Купить

Тёмная Вестница. Остин Марс

Все книги автора


 

Оглавление

 

 

АННОТАЦИЯ

Из-за нашествия "Джи-Транса" рухнул папин бизнес, платить за Академию больше нечем, дом забирает банк, и единственное, что может сделать Лейли для своей семьи – это выйти замуж за кого-нибудь достаточно богатого, и времени у неё ровно до конца семестра.

   Этот семестр начинается с того, что её лучшей подруге морочит голову демон, который изображает из себя преподавателя, а сам занимается бессовестным рекрутингом лучших умов в свою армию.
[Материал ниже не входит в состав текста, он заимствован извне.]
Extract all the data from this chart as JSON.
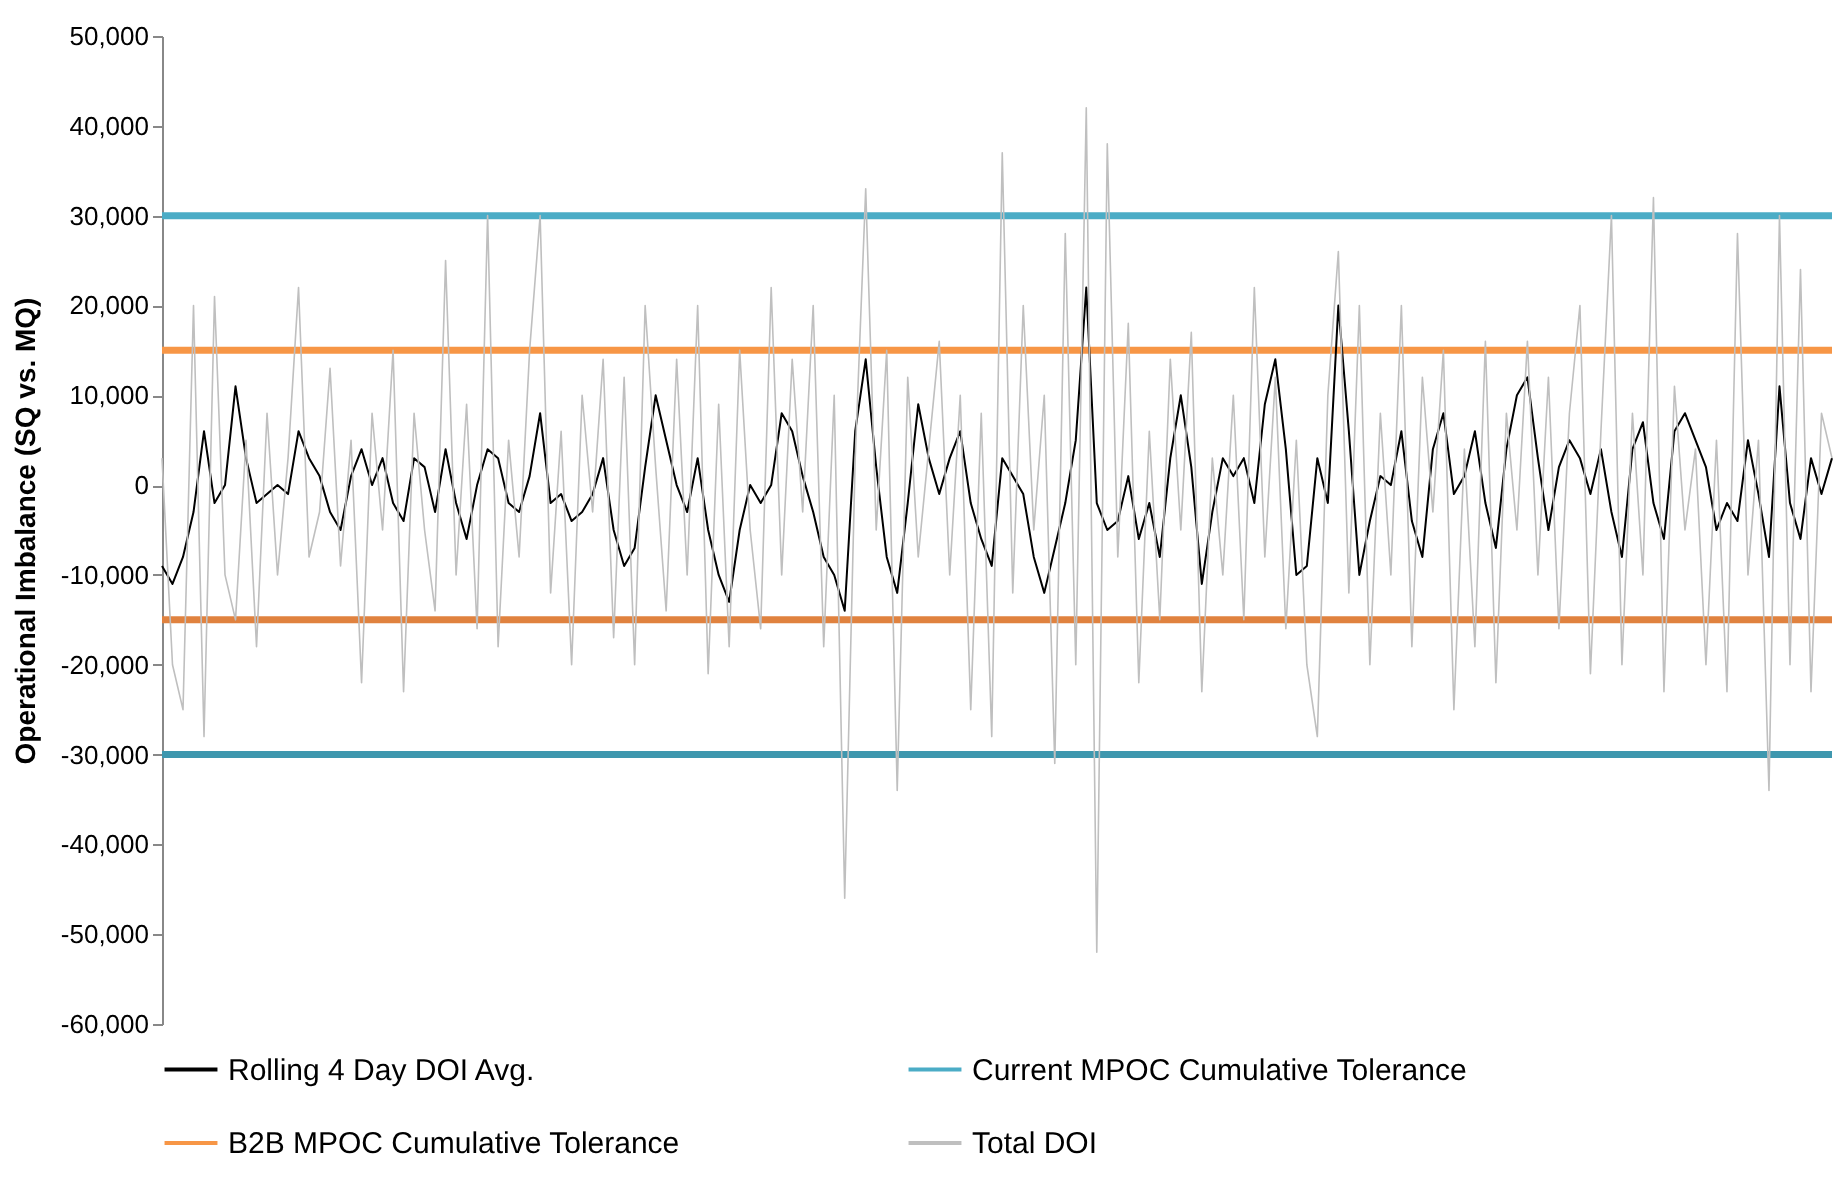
{
  "chart_data": {
    "type": "line",
    "ylabel": "Operational Imbalance (SQ vs. MQ)",
    "categories": [
      null,
      null,
      null,
      null,
      null,
      null,
      null,
      null,
      null,
      null,
      null,
      null,
      null,
      null,
      null,
      null,
      null,
      null,
      null,
      null,
      null,
      null,
      null,
      null,
      null,
      null,
      null,
      null,
      null,
      null,
      null,
      null,
      null,
      null,
      null,
      null,
      null,
      null,
      null,
      null,
      null,
      null,
      null,
      null,
      null,
      null,
      null,
      null,
      null,
      null,
      null,
      null,
      null,
      null,
      null,
      null,
      null,
      null,
      null,
      null,
      null,
      null,
      null,
      null,
      null,
      null,
      null,
      null,
      null,
      null,
      null,
      null,
      null,
      null,
      null,
      null,
      null,
      null,
      null,
      null,
      null,
      null,
      null,
      null,
      null,
      null,
      null,
      null,
      null,
      null,
      null,
      null,
      null,
      null,
      null,
      null,
      null,
      null,
      null,
      null,
      null,
      null,
      null,
      null,
      null,
      null,
      null,
      null,
      null,
      null,
      null,
      null,
      null,
      null,
      null,
      null,
      null,
      null,
      null,
      null,
      null,
      null,
      null,
      null,
      null,
      null,
      null,
      null,
      null,
      null,
      null,
      null,
      null,
      null,
      null,
      null,
      null,
      null,
      null,
      null,
      null,
      null,
      null,
      null,
      null,
      null,
      null,
      null,
      null,
      null,
      null,
      null,
      null,
      null,
      null,
      null,
      null,
      null,
      null,
      null
    ],
    "series": [
      {
        "name": "Rolling 4 Day DOI Avg.",
        "color": "#000000",
        "values": [
          -9000,
          -11000,
          -8000,
          -3000,
          6000,
          -2000,
          0,
          11000,
          3000,
          -2000,
          -1000,
          0,
          -1000,
          6000,
          3000,
          1000,
          -3000,
          -5000,
          1000,
          4000,
          0,
          3000,
          -2000,
          -4000,
          3000,
          2000,
          -3000,
          4000,
          -2000,
          -6000,
          0,
          4000,
          3000,
          -2000,
          -3000,
          1000,
          8000,
          -2000,
          -1000,
          -4000,
          -3000,
          -1000,
          3000,
          -5000,
          -9000,
          -7000,
          2000,
          10000,
          5000,
          0,
          -3000,
          3000,
          -5000,
          -10000,
          -13000,
          -5000,
          0,
          -2000,
          0,
          8000,
          6000,
          1000,
          -3000,
          -8000,
          -10000,
          -14000,
          6000,
          14000,
          2000,
          -8000,
          -12000,
          -2000,
          9000,
          3000,
          -1000,
          3000,
          6000,
          -2000,
          -6000,
          -9000,
          3000,
          1000,
          -1000,
          -8000,
          -12000,
          -7000,
          -2000,
          5000,
          22000,
          -2000,
          -5000,
          -4000,
          1000,
          -6000,
          -2000,
          -8000,
          3000,
          10000,
          2000,
          -11000,
          -3000,
          3000,
          1000,
          3000,
          -2000,
          9000,
          14000,
          4000,
          -10000,
          -9000,
          3000,
          -2000,
          20000,
          6000,
          -10000,
          -4000,
          1000,
          0,
          6000,
          -4000,
          -8000,
          4000,
          8000,
          -1000,
          1000,
          6000,
          -2000,
          -7000,
          4000,
          10000,
          12000,
          3000,
          -5000,
          2000,
          5000,
          3000,
          -1000,
          4000,
          -3000,
          -8000,
          4000,
          7000,
          -2000,
          -6000,
          6000,
          8000,
          5000,
          2000,
          -5000,
          -2000,
          -4000,
          5000,
          -1000,
          -8000,
          11000,
          -2000,
          -6000,
          3000,
          -1000,
          3000
        ]
      },
      {
        "name": "Total DOI",
        "color": "#bfbfbf",
        "values": [
          3000,
          -20000,
          -25000,
          20000,
          -28000,
          21000,
          -10000,
          -15000,
          5000,
          -18000,
          8000,
          -10000,
          3000,
          22000,
          -8000,
          -3000,
          13000,
          -9000,
          5000,
          -22000,
          8000,
          -5000,
          15000,
          -23000,
          8000,
          -5000,
          -14000,
          25000,
          -10000,
          9000,
          -16000,
          30000,
          -18000,
          5000,
          -8000,
          15000,
          30000,
          -12000,
          6000,
          -20000,
          10000,
          -3000,
          14000,
          -17000,
          12000,
          -20000,
          20000,
          2000,
          -14000,
          14000,
          -10000,
          20000,
          -21000,
          9000,
          -18000,
          15000,
          -5000,
          -16000,
          22000,
          -10000,
          14000,
          -3000,
          20000,
          -18000,
          10000,
          -46000,
          3000,
          33000,
          -5000,
          15000,
          -34000,
          12000,
          -8000,
          4000,
          16000,
          -10000,
          10000,
          -25000,
          8000,
          -28000,
          37000,
          -12000,
          20000,
          -5000,
          10000,
          -31000,
          28000,
          -20000,
          42000,
          -52000,
          38000,
          -8000,
          18000,
          -22000,
          6000,
          -15000,
          14000,
          -5000,
          17000,
          -23000,
          3000,
          -10000,
          10000,
          -15000,
          22000,
          -8000,
          12000,
          -16000,
          5000,
          -20000,
          -28000,
          10000,
          26000,
          -12000,
          20000,
          -20000,
          8000,
          -10000,
          20000,
          -18000,
          12000,
          -3000,
          15000,
          -25000,
          4000,
          -18000,
          16000,
          -22000,
          8000,
          -5000,
          16000,
          -10000,
          12000,
          -16000,
          8000,
          20000,
          -21000,
          6000,
          30000,
          -20000,
          8000,
          -10000,
          32000,
          -23000,
          11000,
          -5000,
          4000,
          -20000,
          5000,
          -23000,
          28000,
          -10000,
          5000,
          -34000,
          30000,
          -20000,
          24000,
          -23000,
          8000,
          3000
        ]
      }
    ],
    "ref_lines": [
      {
        "axis": "y",
        "value": 30000,
        "label": "Current MPOC Cumulative Tolerance",
        "color": "#4bacc6"
      },
      {
        "axis": "y",
        "value": 15000,
        "label": "B2B MPOC Cumulative Tolerance",
        "color": "#f79646"
      },
      {
        "axis": "y",
        "value": -15000,
        "label": null,
        "color": "#e0823f"
      },
      {
        "axis": "y",
        "value": -30000,
        "label": null,
        "color": "#3e97ae"
      }
    ],
    "ylim": [
      -60000,
      50000
    ],
    "yticks": [
      {
        "value": -60000,
        "label": "-60,000"
      },
      {
        "value": -50000,
        "label": "-50,000"
      },
      {
        "value": -40000,
        "label": "-40,000"
      },
      {
        "value": -30000,
        "label": "-30,000"
      },
      {
        "value": -20000,
        "label": "-20,000"
      },
      {
        "value": -10000,
        "label": "-10,000"
      },
      0,
      {
        "value": 10000,
        "label": "10,000"
      },
      {
        "value": 20000,
        "label": "20,000"
      },
      {
        "value": 30000,
        "label": "30,000"
      },
      {
        "value": 40000,
        "label": "40,000"
      },
      {
        "value": 50000,
        "label": "50,000"
      }
    ],
    "grid": false,
    "legend": "bottom",
    "marker": "none",
    "line_style": "solid"
  }
}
Как заставить весь мир разуть глаза и посмотреть на незаконное и аморальное поведение демонов трезво, когда сама с трудом можешь отвести взгляд от самого аморального из них? А он ещё и богат, и так похож на ухажёра подружки, что все вокруг уверены, что это один и тот же мужчина.

   

ГЛАВА 1. Банкротство

1-1

   Суббота, 29 августа, Грань Эль

   Красные бумажки были повсюду. На рамах картин, на антикварных вазах, на столах и на каждом стуле в моём трёхэтажном доме – «Изъято», «Изъято», «Изъято».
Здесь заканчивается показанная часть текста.